An aluminum mini car radiator manufactured by a 3D metal printer sits on a table, the intricacies of which involve making channels inside the radiator that cannot be produced using traditional manufacturing methods. Items built in the Learning Factory carry a RFID tag, bar or QR code that holds data relevant to their production that can be used later to optimize a manufacturing process by associating the quality control data for the part.
Vienna Lepple is a second-year undergraduate student in the B.Tech. program. Through Ishwar Singh, adjunct professor in the Faculty of Engineering, she was introduced to the Learning Factory. He’s helping her develop and execute an idea proposed at this site. Using information provided by the Jet Propulsion Laboratory supported by NASA, she leads a large team of students to help develop a small Mars rover model using Learning Factory resources. This is an extracurricular junior project. “The facility helps me to apply my classroom learning in a tangible way,” says Lepple. “It’s a very welcoming environment and one that supports student initiatives. Once students receive training on the equipment it opens doors to independent learning.”
Josh Lawrence, a third year B.Tech. student, works at the Learning Factory full time as part of his co-op placement. “The work happening here is the experience industry employers expect from people they hire,” says Lawrence. “Not only can students get their hands dirty in the factory, but we feel better equipped as professionals once we graduate.”

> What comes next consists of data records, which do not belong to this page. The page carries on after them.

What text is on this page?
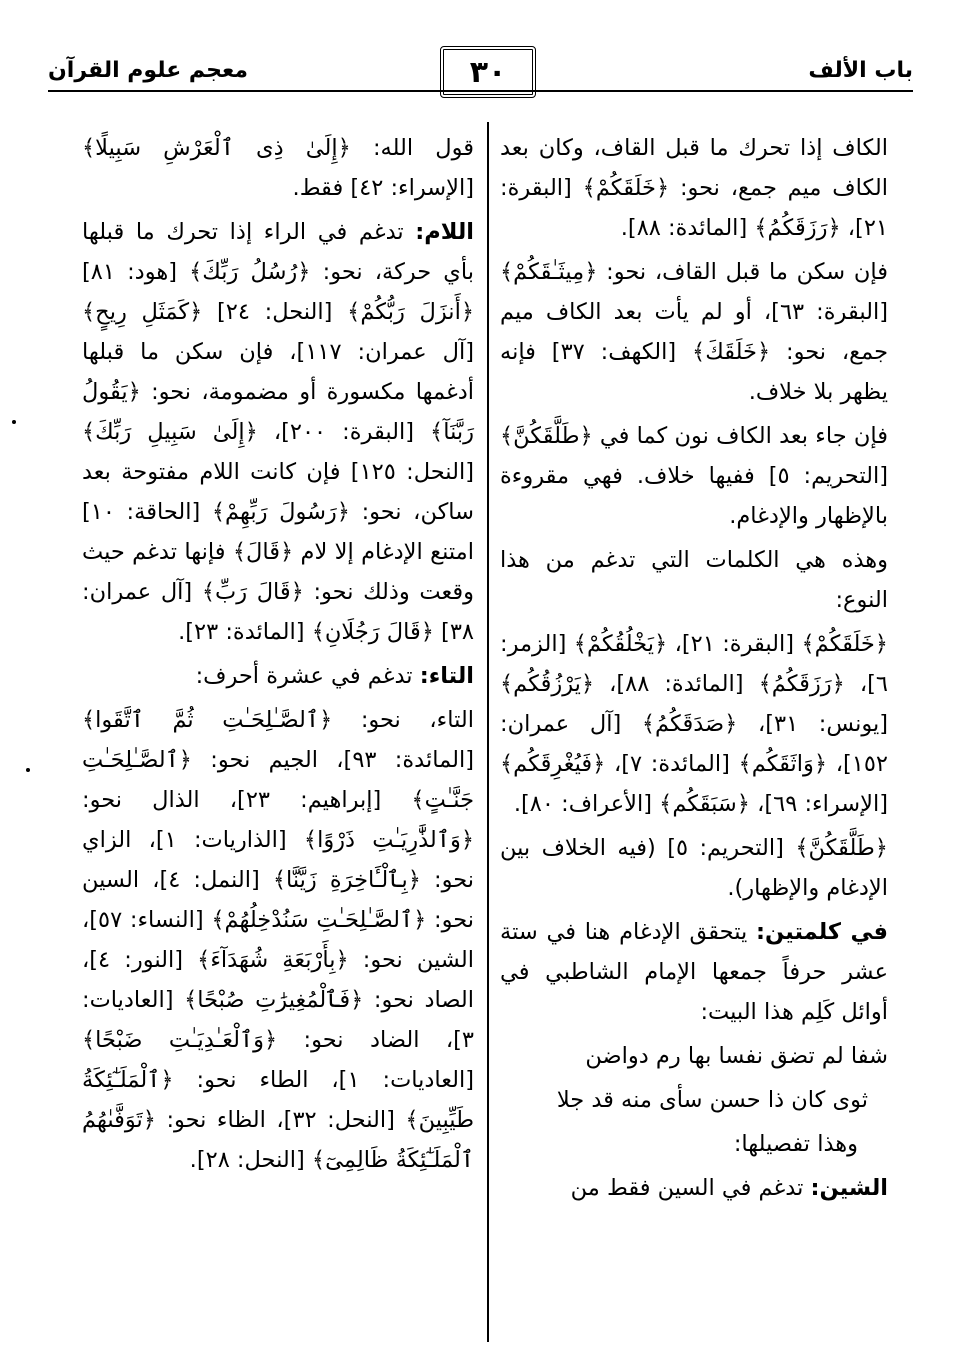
معجم علوم القرآن	٣٠	باب الألف

الكاف إذا تحرك ما قبل القاف، وكان بعد الكاف ميم جمع، نحو: ﴿خَلَقَكُمْ﴾ [البقرة: ٢١]، ﴿رَزَقَكُمُ﴾ [المائدة: ٨٨].

فإن سكن ما قبل القاف، نحو: ﴿مِيثَـٰقَكُمْ﴾ [البقرة: ٦٣]، أو لم يأت بعد الكاف ميم جمع، نحو: ﴿خَلَقَكَ﴾ [الكهف: ٣٧] فإنه يظهر بلا خلاف.

فإن جاء بعد الكاف نون كما في ﴿طَلَّقَكُنَّ﴾ [التحريم: ٥] ففيها خلاف. فهي مقروءة بالإظهار والإدغام.

وهذه هي الكلمات التي تدغم من هذا النوع:

﴿خَلَقَكُمْ﴾ [البقرة: ٢١]، ﴿يَخْلُقُكُمْ﴾ [الزمر: ٦]، ﴿رَزَقَكُمُ﴾ [المائدة: ٨٨]، ﴿يَرْزُقُكُم﴾ [يونس: ٣١]، ﴿صَدَقَكُمُ﴾ [آل عمران: ١٥٢]، ﴿وَاثَقَكُم﴾ [المائدة: ٧]، ﴿فَيُغْرِقَكُم﴾ [الإسراء: ٦٩]، ﴿سَبَقَكُم﴾ [الأعراف: ٨٠].

﴿طَلَّقَكُنَّ﴾ [التحريم: ٥] (فيه الخلاف بين الإدغام والإظهار).

في كلمتين: يتحقق الإدغام هنا في ستة عشر حرفاً جمعها الإمام الشاطبي في أوائل كَلِم هذا البيت:

شفا لم تضق نفسا بها رم دواضن

ثوى كان ذا حسن سأى منه قد جلا

وهذا تفصيلها:

الشين: تدغم في السين فقط من

قول الله: ﴿إِلَىٰ ذِى ٱلْعَرْشِ سَبِيلًا﴾ [الإسراء: ٤٢] فقط.

اللام: تدغم في الراء إذا تحرك ما قبلها بأي حركة، نحو: ﴿رُسُلُ رَبِّكَ﴾ [هود: ٨١] ﴿أَنزَلَ رَبُّكُمْ﴾ [النحل: ٢٤] ﴿كَمَثَلِ رِيحٍ﴾ [آل عمران: ١١٧]، فإن سكن ما قبلها أدغمها مكسورة أو مضمومة، نحو: ﴿يَقُولُ رَبَّنَآ﴾ [البقرة: ٢٠٠]، ﴿إِلَىٰ سَبِيلِ رَبِّكَ﴾ [النحل: ١٢٥] فإن كانت اللام مفتوحة بعد ساكن، نحو: ﴿رَسُولَ رَبِّهِمْ﴾ [الحاقة: ١٠] امتنع الإدغام إلا لام ﴿قَالَ﴾ فإنها تدغم حيث وقعت وذلك نحو: ﴿قَالَ رَبِّ﴾ [آل عمران: ٣٨] ﴿قَالَ رَجُلَانِ﴾ [المائدة: ٢٣].

التاء: تدغم في عشرة أحرف:

التاء، نحو: ﴿ٱلصَّـٰلِحَـٰتِ ثُمَّ ٱتَّقَوا﴾ [المائدة: ٩٣]، الجيم نحو: ﴿ٱلصَّـٰلِحَـٰتِ جَنَّـٰتٍ﴾ [إبراهيم: ٢٣]، الذال نحو: ﴿وَٱلذَّٰرِيَـٰتِ ذَرْوًا﴾ [الذاريات: ١]، الزاي نحو: ﴿بِٱلْـَٔاخِرَةِ زَيَّنَّا﴾ [النمل: ٤]، السين نحو: ﴿ٱلصَّـٰلِحَـٰتِ سَنُدْخِلُهُمْ﴾ [النساء: ٥٧]، الشين نحو: ﴿بِأَرْبَعَةِ شُهَدَآءَ﴾ [النور: ٤]، الصاد نحو: ﴿فَٱلْمُغِيرَٰتِ صُبْحًا﴾ [العاديات: ٣]، الضاد نحو: ﴿وَٱلْعَـٰدِيَـٰتِ ضَبْحًا﴾ [العاديات: ١]، الطاء نحو: ﴿ٱلْمَلَـٰٓئِكَةُ طَيِّبِينَ﴾ [النحل: ٣٢]، الظاء نحو: ﴿تَوَفَّىٰهُمُ ٱلْمَلَـٰٓئِكَةُ ظَالِمِىٓ﴾ [النحل: ٢٨].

Using the machines at the Learning Factory, students programmed an automated system to help a lasagna company improve their production efficiency. It was a students’ capstone project and the system is still in use by the company. The Learning Factory is also supporting a project to create a factory in a box to provide easy wheelchair manufacturing and assembly in Uganda.
“Projects like these are the tip of the iceberg in terms of the ways in which the facility supports students in their quest to expedite solutions to every day challenges,” says Ishwar Singh.
“Every day technology is changing and advancing,” says Singh. “We want students to stay current in their learning, and this multifaceted facility does that.”